We have two Mariadb 10.11.10 servers acting as Master and Replica.

 

Both have unique local databases, plus seven that are replicated from Master to Replica with Replicate_Wild_Do_Table: DB1Name.%, DB2Name.% etc

 

The size of the replicated databases is just over 1Tb, with the single largest being almost 500Gb. Both machines are in vmware and on the same network.

 

Yesterday, we hit an issue with the Master which required that vm to be restored to a backup four hours previously. This got Master back in play, but obviously has broken Replication.

 

Traditional wisdom seems to suggest that I need to recreate this replication setup from scratch - ie, stop Master (from changing, ie, close firewall and block clients, flush logs), note the Log Position, and then mysqldump each database.
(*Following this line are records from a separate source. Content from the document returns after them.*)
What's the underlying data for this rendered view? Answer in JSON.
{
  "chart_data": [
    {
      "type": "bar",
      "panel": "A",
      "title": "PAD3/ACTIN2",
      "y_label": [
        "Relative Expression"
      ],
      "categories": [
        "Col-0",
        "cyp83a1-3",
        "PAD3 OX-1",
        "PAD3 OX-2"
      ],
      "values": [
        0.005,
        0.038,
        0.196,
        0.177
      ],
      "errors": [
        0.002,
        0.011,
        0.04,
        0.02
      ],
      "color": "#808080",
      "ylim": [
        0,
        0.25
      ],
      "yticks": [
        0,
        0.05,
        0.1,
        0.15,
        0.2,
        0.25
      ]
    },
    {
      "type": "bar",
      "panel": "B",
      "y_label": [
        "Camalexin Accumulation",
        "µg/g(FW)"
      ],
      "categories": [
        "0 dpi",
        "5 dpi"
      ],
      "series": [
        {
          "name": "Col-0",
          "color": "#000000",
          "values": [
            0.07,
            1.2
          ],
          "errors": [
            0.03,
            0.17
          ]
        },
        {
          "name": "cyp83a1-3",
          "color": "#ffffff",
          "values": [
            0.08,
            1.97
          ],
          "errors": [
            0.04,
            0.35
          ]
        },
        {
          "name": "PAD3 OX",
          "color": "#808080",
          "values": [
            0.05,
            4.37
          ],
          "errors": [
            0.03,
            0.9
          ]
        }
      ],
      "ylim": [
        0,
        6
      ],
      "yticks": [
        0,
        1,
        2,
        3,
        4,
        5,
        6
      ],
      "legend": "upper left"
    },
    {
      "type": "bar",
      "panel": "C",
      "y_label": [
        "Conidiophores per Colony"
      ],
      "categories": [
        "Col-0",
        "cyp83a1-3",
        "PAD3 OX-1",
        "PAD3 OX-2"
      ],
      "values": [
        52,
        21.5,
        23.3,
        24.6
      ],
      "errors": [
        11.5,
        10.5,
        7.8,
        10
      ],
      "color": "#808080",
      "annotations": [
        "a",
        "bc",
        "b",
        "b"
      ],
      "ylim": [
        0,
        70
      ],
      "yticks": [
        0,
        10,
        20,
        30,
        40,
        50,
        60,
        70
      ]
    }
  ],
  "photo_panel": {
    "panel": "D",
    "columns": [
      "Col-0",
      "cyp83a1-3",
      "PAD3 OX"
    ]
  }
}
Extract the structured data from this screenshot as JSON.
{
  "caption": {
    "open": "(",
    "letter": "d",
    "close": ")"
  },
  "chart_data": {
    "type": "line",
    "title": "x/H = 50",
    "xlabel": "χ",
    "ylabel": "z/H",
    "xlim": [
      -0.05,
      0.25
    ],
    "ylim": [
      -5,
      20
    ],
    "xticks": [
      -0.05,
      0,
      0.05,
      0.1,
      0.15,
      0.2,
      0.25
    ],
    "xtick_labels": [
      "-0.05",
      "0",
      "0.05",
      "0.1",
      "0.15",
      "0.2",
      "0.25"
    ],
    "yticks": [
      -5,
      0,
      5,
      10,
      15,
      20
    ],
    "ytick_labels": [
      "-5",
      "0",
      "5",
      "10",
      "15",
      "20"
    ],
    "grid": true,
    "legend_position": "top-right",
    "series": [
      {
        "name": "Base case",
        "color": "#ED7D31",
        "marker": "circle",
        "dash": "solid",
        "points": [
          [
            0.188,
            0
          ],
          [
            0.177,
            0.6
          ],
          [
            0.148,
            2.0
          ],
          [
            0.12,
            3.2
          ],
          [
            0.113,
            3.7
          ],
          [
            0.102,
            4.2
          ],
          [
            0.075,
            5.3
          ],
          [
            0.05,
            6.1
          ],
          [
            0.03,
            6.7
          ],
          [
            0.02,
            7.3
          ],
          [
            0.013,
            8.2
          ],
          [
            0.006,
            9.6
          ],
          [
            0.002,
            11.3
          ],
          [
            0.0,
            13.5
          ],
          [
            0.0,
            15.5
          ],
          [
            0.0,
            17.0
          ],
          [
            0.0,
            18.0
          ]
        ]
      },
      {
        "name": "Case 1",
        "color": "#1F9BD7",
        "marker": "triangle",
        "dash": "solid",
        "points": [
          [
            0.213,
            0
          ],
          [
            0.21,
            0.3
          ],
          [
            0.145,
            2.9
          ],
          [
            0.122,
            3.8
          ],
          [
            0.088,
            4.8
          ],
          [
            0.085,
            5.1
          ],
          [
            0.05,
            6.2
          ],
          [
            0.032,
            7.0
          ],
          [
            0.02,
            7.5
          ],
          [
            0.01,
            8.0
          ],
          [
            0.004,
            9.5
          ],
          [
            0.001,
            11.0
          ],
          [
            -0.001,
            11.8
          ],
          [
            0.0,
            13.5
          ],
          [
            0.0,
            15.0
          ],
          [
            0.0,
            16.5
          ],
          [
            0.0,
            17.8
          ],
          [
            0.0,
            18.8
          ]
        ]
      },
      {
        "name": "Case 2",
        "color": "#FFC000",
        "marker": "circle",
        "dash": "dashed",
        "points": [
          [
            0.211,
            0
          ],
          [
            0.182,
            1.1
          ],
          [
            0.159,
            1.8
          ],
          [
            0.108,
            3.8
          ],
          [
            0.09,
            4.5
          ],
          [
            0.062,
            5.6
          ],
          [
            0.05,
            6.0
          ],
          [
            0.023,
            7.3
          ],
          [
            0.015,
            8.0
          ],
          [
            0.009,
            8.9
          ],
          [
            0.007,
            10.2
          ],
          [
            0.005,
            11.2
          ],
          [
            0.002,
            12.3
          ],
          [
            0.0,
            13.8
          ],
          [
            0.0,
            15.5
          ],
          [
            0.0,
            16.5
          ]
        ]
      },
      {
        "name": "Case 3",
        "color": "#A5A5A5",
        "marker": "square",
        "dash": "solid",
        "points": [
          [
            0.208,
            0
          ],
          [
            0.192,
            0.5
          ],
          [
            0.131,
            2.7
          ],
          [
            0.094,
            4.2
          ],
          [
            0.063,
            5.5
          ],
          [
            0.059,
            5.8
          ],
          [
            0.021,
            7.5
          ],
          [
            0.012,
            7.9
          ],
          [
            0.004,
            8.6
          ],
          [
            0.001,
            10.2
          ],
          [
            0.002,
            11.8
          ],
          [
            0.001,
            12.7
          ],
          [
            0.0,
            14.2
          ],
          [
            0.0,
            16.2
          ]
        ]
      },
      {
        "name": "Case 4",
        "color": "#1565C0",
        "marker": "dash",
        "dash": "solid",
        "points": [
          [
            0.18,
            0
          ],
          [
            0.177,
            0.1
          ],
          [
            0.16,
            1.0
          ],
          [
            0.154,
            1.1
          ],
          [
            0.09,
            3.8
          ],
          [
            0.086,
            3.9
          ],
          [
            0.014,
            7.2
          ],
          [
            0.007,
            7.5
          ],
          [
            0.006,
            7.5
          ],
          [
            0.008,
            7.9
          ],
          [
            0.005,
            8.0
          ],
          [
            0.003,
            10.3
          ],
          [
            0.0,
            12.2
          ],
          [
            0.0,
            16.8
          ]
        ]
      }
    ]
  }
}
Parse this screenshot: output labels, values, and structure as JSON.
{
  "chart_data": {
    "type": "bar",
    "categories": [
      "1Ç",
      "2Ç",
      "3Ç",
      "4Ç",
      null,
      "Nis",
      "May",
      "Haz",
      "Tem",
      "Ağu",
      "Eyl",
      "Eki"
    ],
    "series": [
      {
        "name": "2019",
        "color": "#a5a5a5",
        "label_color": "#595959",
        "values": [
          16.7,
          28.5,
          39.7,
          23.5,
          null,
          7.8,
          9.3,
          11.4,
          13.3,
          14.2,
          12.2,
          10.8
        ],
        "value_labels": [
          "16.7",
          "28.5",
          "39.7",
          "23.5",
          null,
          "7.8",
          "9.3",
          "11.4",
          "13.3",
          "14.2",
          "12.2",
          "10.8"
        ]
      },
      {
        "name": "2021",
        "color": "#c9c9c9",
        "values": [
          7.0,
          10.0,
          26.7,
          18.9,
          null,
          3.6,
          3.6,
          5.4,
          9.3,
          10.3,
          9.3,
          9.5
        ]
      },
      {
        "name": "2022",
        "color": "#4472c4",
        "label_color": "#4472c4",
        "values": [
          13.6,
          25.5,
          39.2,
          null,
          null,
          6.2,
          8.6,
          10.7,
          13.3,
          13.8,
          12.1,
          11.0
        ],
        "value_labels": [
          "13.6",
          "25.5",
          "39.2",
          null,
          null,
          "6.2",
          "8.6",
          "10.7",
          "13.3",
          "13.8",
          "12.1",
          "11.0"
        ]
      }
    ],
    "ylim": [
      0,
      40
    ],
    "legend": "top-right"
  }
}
However, due to the size of these databases, that is going to take many hours and we can't accept that downtime for Master.

 

It's occurred to us that we might speed this up by:

 

    Stop Master from changing.

    Note Log Position.

    Clone Master's vm to Master-Clone. (< 10 minutes)

    Restart Master.

 

Then we would be at relative leisure to

[On Clone]
Mysqldump the databases onto a temporary drive.


[On Replica]
DROP the seven databases.

Import the dumped databases from the temporary drive.

Update the log position in config and restart the slave user.

 Then Replica should start syncing from Master again, even if Clone was several days old?

 

Does that sound sensible?

 

These databases have partitions – is that going to cause issues dumping and reimporting them or should I use another method?

 

Any pitfalls?

 

Any alternative ways?

 

Thank you